In [None]:
import synapseclient
import json

import pandas as pd
import great_expectations as gx

from agoradatatools.gx import GreatExpectationsRunner

context = gx.get_context(project_root_dir='../src/agoradatatools/great_expectations')

# Create Expectation Suite for Team Info Data

## Get Example Data File

In [None]:
syn = synapseclient.Synapse()
syn.login()


In [None]:
team_info_data_file = syn.get("syn17015358").path


## Create Validator Object on Data File

In [None]:
df = pd.read_json(team_info_data_file)
nested_columns = ['members']
df = GreatExpectationsRunner.convert_nested_columns_to_json(df, nested_columns)
validator = context.sources.pandas_default.read_dataframe(df)
validator.expectation_suite_name = "team_info"

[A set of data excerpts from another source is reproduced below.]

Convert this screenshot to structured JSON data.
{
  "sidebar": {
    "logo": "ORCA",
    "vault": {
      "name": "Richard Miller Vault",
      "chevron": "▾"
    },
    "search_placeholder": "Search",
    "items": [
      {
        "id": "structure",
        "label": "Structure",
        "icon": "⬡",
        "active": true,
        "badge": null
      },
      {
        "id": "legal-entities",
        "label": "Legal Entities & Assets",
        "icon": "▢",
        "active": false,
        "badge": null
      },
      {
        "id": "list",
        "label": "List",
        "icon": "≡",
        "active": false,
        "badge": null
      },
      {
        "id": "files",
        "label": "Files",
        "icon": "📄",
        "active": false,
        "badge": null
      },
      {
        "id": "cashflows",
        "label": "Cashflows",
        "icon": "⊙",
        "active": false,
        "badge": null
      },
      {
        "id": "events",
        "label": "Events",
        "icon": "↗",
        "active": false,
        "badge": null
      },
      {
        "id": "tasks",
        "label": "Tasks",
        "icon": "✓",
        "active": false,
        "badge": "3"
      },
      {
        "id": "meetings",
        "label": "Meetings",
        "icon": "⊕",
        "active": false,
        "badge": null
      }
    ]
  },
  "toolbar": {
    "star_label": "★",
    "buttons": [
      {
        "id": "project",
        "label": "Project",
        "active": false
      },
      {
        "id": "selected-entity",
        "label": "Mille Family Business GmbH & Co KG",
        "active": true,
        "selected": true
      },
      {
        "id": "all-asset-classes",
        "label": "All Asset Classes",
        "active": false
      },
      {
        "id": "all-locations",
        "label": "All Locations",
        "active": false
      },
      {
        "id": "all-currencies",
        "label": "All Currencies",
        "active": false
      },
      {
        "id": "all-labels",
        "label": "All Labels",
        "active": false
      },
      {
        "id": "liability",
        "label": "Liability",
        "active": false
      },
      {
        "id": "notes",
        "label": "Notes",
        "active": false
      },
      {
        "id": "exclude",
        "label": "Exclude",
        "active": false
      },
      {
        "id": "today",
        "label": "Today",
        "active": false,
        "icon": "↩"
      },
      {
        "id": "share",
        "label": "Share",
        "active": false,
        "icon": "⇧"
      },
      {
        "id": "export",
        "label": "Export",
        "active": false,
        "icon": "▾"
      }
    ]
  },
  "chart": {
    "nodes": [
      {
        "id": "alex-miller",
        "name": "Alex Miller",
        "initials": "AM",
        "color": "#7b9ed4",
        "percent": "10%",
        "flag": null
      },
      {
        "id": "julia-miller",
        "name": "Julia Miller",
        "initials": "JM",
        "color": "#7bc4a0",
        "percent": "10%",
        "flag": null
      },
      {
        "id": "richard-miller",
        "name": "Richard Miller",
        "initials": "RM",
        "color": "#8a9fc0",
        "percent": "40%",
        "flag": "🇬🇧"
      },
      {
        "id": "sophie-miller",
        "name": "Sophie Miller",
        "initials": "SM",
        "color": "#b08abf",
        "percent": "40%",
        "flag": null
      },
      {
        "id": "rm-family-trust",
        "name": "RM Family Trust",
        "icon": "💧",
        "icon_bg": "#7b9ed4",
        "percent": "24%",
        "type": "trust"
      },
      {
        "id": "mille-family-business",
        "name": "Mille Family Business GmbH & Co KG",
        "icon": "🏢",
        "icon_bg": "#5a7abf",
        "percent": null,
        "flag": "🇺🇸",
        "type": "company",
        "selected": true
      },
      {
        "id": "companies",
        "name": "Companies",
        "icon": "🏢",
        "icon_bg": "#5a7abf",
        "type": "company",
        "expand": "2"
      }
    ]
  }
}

## Add Expectations to Validator Object For Each Column

In [None]:
# team
validator.expect_column_values_to_be_of_type("team", "str")
validator.expect_column_values_to_not_be_null("team")
validator.expect_column_value_lengths_to_be_between("team", min_value=3, max_value=50)
validator.expect_column_values_to_be_in_set(
    "team", {
        "Columbia-Rush",
        "Duke",
        "Emory",
        "Harvard-MIT",
        "MSSM - Roussos Lab",
        "MSSM - Zhang Lab",
        "Sage Bionetworks",
        "Mayo-UFL-ISB",
        "Chang Lab", 
        "JAX-VUMC-UW Resilience",
        "ASU",
        "Longo Lab",
        "Duke BARU", 
        "Emory-Sage-SGC",
        "IUSM-Purdue",
        "Mayo"
    }
)
validator.expect_column_values_to_be_unique("team")


In [None]:
# team_full
validator.expect_column_values_to_be_of_type("team_full", "str")
validator.expect_column_values_to_not_be_null("team_full")
validator.expect_column_value_lengths_to_be_between("team_full", min_value=10, max_value=100)
validator.expect_column_values_to_match_regex("team_full", "^[a-zA-Z0-9-() ]+$")
validator.expect_column_values_to_be_unique("team_full")


In [None]:
# program
validator.expect_column_values_to_be_of_type("program", "str")
validator.expect_column_values_to_be_in_set("program", {'Community Contributed', None, 'AMP-AD', 'Resilience-AD', 'TREAT-AD'})

In [None]:
# description
validator.expect_column_values_to_be_of_type("description", "str")
validator.expect_column_values_to_not_be_null("description")
validator.expect_column_values_to_match_regex("description", "^[a-zA-Z0-9-(),.':/ ]+$")
validator.expect_column_value_lengths_to_be_between("description", min_value=10, max_value=2000)

In [None]:
# members
validator.expect_column_values_to_be_of_type("members", "str")
validator.expect_column_values_to_not_be_null("members")
#get JSON schema
with open("../src/agoradatatools/great_expectations/gx/json_schemas/team_info/members_schema.json", "r") as file:
    members_schema = json.load(file)
validator.expect_column_values_to_match_json_schema("members", json_schema=members_schema)

## Save Expectation Suite

In [None]:
validator.save_expectation_suite(discard_failed_expectations=False)


## Create Checkpoint and View Results

In [None]:
checkpoint = context.add_or_update_checkpoint(
    name="agora-test-checkpoint",
    validator=validator,
)
checkpoint_result = checkpoint.run()
context.view_validation_result(checkpoint_result)


## Build Data Docs - Click on Expectation Suite to View All Expectations

In [None]:
context.build_data_docs()
context.open_data_docs()